The bpf_core_type_matches macro is used to check that provided named type (struct/union/enum/typedef) "matches" that in a target kernel.

Definition

#define bpf_core_type_matches(type)                     \
    __builtin_preserve_type_info(*___bpf_typeof(type), BPF_TYPE_MATCHES)

Usage

The bpf_core_type_matches macro is used to check that provided named type (struct/union/enum/typedef) "matches" that in a target kernel.
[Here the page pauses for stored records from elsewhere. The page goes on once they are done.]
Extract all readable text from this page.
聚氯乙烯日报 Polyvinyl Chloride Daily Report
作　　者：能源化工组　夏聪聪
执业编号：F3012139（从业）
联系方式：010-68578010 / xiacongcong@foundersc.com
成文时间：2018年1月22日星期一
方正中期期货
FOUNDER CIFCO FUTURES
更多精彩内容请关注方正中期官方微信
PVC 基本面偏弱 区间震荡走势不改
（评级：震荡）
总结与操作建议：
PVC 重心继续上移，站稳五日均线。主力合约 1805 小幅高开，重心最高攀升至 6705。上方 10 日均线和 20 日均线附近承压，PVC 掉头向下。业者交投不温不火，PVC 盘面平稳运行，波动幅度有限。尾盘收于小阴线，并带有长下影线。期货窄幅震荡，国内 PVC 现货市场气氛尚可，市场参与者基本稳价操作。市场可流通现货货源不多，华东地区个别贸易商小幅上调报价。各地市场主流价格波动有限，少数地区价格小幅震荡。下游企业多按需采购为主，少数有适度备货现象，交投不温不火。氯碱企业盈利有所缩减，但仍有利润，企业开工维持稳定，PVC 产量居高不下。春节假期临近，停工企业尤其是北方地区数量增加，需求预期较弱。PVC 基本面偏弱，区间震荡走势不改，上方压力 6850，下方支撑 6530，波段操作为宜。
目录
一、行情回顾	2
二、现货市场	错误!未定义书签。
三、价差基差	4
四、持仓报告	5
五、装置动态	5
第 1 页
The matching relation is defined as follows:

  • modifiers and typedefs are stripped (and, hence, effectively ignored)
  • generally speaking types need to be of same kind (struct vs. struct, union vs. union, etc.)
    • exceptions are struct/union behind a pointer which could also match a forward declaration of a struct or union, respectively, and enum vs. enum64 (see below)

Then, depending on type:

  • integers:
    • match if size and signedness match
  • arrays & pointers:
    • target types are recursively matched
  • structs & unions:
    • local members need to exist in target with the same name
    • for each member we recursively check match unless it is already behind a pointer, in which case we only check matching names and compatible kind
  • enums:
    • local variants have to have a match in target by symbolic name (but not numeric value)
    • size has to match (but enum may match enum64 and vice versa)
  • function pointers:
    • number and position of arguments in local type has to match target
    • for each argument and the return value we recursively check match

Returns:

  • 1, if the type matches in the target kernel's BTF
  • 0, if the type does not match any in the target kernel

This result is determined by the loader library such as libbpf, and set at load time. If a branch is never taken based on the result, it will not be evaluated by the verifier.

Example

struct rw_semaphore___old {
    struct task_struct *owner;
} __attribute__((preserve_access_index));

struct rw_semaphore___new {
    atomic_long_t owner;
} __attribute__((preserve_access_index));

static inline struct task_struct *get_lock_owner(__u64 lock, __u32 flags)
{
    struct task_struct *task;
    __u64 owner = 0;

    if (flags & LCB_F_MUTEX) {
        struct mutex *mutex = (void *)lock;
        owner = BPF_CORE_READ(mutex, owner.counter);
    } else if (flags == LCB_F_READ || flags == LCB_F_WRITE) {
        if (bpf_core_type_matches(struct rw_semaphore___old)) {
            struct rw_semaphore___old *rwsem = (void *)lock;
            owner = (unsigned long)BPF_CORE_READ(rwsem, owner);
        } else if (bpf_core_type_matches(struct rw_semaphore___new)) {
            struct rw_semaphore___new *rwsem = (void *)lock;
            owner = BPF_CORE_READ(rwsem, owner.counter);
        }
    }

    if (!owner)
        return NULL;

    task = (void *)(owner & ~7UL);
    return task;
}